Viewing Column Profile Statistics - discovery - 23.1

Spectrum Discovery Guide

Product type
Product family
Spectrum > Discovery
Product name
Spectrum Discovery
Spectrum Discovery Guide
Topic type
How Do I
First publish date

The column profile statistics let you analyze and review the completeness, uniqueness, frequency, and pattern of the data values to help you identify the potentially flawed data values, which could lead to poor analytical results. In case you observe any flaws with the values, you can investigate further to improve them and build a better match rule.
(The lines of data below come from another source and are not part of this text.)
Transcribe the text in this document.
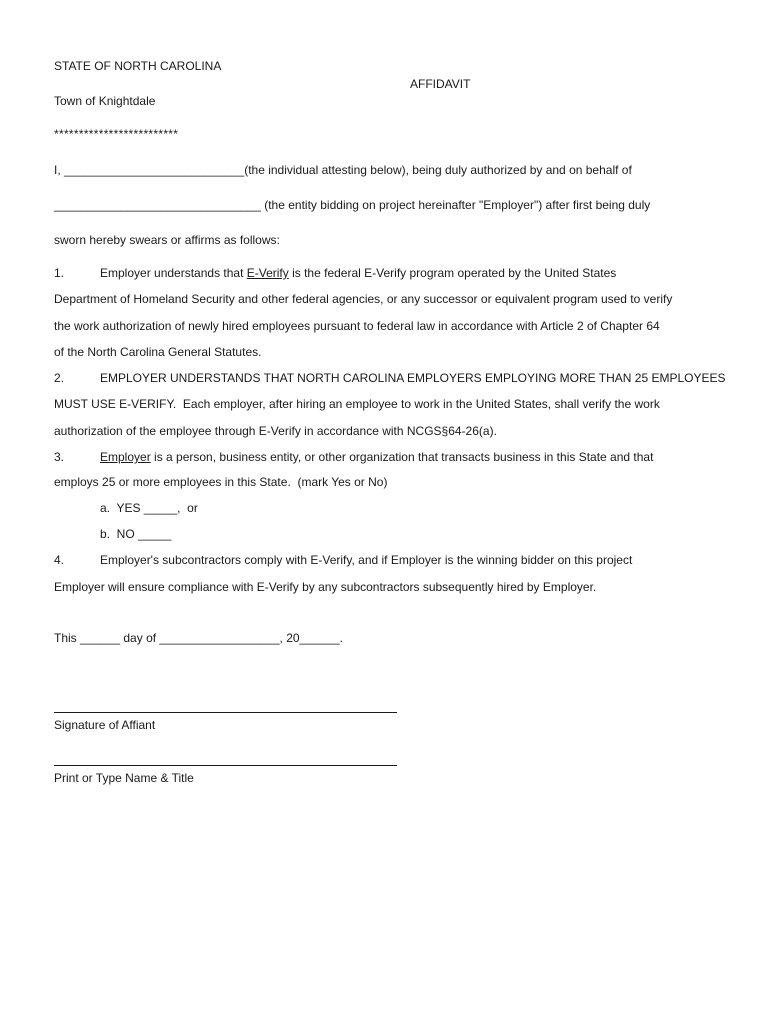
STATE OF NORTH CAROLINA
AFFIDAVIT
Town of Knightdale
*************************
I, ___________________________(the individual attesting below), being duly authorized by and on behalf of
_______________________________ (the entity bidding on project hereinafter "Employer") after first being duly
sworn hereby swears or affirms as follows:
1.	Employer understands that E-Verify is the federal E-Verify program operated by the United States
Department of Homeland Security and other federal agencies, or any successor or equivalent program used to verify
the work authorization of newly hired employees pursuant to federal law in accordance with Article 2 of Chapter 64
of the North Carolina General Statutes.
2.	EMPLOYER UNDERSTANDS THAT NORTH CAROLINA EMPLOYERS EMPLOYING MORE THAN 25 EMPLOYEES
MUST USE E-VERIFY.  Each employer, after hiring an employee to work in the United States, shall verify the work
authorization of the employee through E-Verify in accordance with NCGS§64-26(a).
3.	Employer is a person, business entity, or other organization that transacts business in this State and that
employs 25 or more employees in this State.  (mark Yes or No)
a.  YES _____,  or
b.  NO _____
4.	Employer's subcontractors comply with E-Verify, and if Employer is the winning bidder on this project
Employer will ensure compliance with E-Verify by any subcontractors subsequently hired by Employer.
This ______ day of __________________, 20______.
Signature of Affiant
Print or Type Name & Title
The Profile Statistics panel allows you to:
  1. Select a column name from the Column drop-down to view the statistics of any particular column.
    Note: The statistics are based on when the profile last ran, which could be days, months, or years. If you need the latest statistics, assuming that the source's data could have changed from its previous run, re-run the profile by clicking the Run Profile button.
  2. View the detailed profiling statistics of the columns by clicking More details adjacent to Profile Statistics. If you click on More details, you are navigated to the Data Profiling Results page with the corresponding columns' details. For more information, see Viewing Data Profiling Results.
    Note: The profile statistics is available only if you had run the profile against the selected column. In case your selected column has never been profiled, you must run the profile against the column at least once to make the profile statistics available. To run a profile, click the Run Profile button. You are navigated to the Add Profile page. For more details on how to create and run a profile, see Creating a Profile.
The Profile Statistics panel displays these comprehensive profiling statistics of a column:
  1. Completeness: Displays the completeness of records in the column. The percentage of Complete, Null, and Empty String detected in the column is displayed in the legend.
  2. Uniqueness: Displays the uniqueness of the data contained in the column by showing the percentage of these statistics in the legend:
    • Unique: Records with no duplicates in the data source.
    • NonUnique: Records having duplicates in the data source.
    • Distinct: A list of all records present in your data source irrespective of those being unique or non-unique record.
  3. Frequency: Displays the frequency of the data contained in the column.
    Note: It is displayed only if the column data type is string.
  4. Patterns: Displays the pattern of the data contained in the column.
    Note: It is displayed only if the column data type is string.